En privilégiant l’authenticité du récit et une approche quasi-documentaire, Todd Haynes a ainsi décidé de tourner en décors naturels à Cincinnati et en Virginie-Occidentale, tout comme il a pu filmer le cœur du quartier d’affaires de Cincinnati, ainsi que les véritables bureaux de Taft. Le résultat réside alors en un film qui ne passe pas par quatre-chemins autour de son sujet, et ose montrer et dire les choses telles qu’elles ont été, et sont encore. Et cela froid dans le dos ! Passionnant, "Dark Waters" n’en demeure pas moins révoltant par ce qu’il nous montre et défend, à savoir la condamnation, la réparation, et le suivi médical et les soins de nombreux (actuels et futurs) malades, contaminés par les déchets issus des productions de DuPont. En effet, aucune somme d’argent ne pourra réparer les dommages physiques de ces pauvres victimes, alors que la société américaine n’a volontairement jamais décidé d’agir pour prévenir des préjudices, malgré les informations dont elle disposait...
Mark Ruffalo incarne alors ici une figure de combativité à toute épreuve, lui dont le personnage réel a tout risqué pour défendre des milliers de personnes, en se lançant quasi-seul dans l’arène face à l’un des plus grands groupes industriels de chimie au monde, alors qu’il travaillait au départ comme l’un de ses défenseurs ! Également producteur du film, on sent donc l’acteur particulièrement habité par son rôle, et surtout porteur d’un message politique et militant extrêmement fort, et réfléchi. Maintenant, le film en lui-même n’est pas aussi original sur la forme que sur le fond, en privilégiant une mise en scène immersive et épurée dans ses effets, entre drame et le thriller, mais sans grande surprise pour raconter cette histoire, absolument saisissante.

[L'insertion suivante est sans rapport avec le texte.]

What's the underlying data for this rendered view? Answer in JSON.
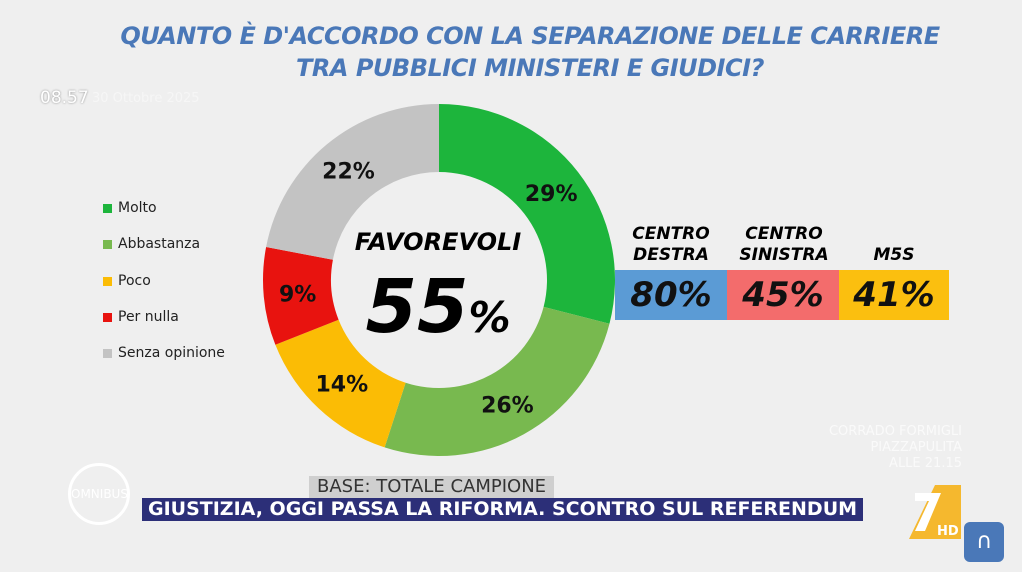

Récit d’une bataille qui nous touche de bien plus près qu’on ne le pense (99% des êtres vivants sont ici concernés par la contamination au PFOA), "Dark Waters" est un film de nécessité publique, qui conscientise, et nous montre que l’humain, sans doute la plus complexe des espèces vivantes, en pleine contradiction avec elle-même, s’empoissonne volontairement pour s’enrichir.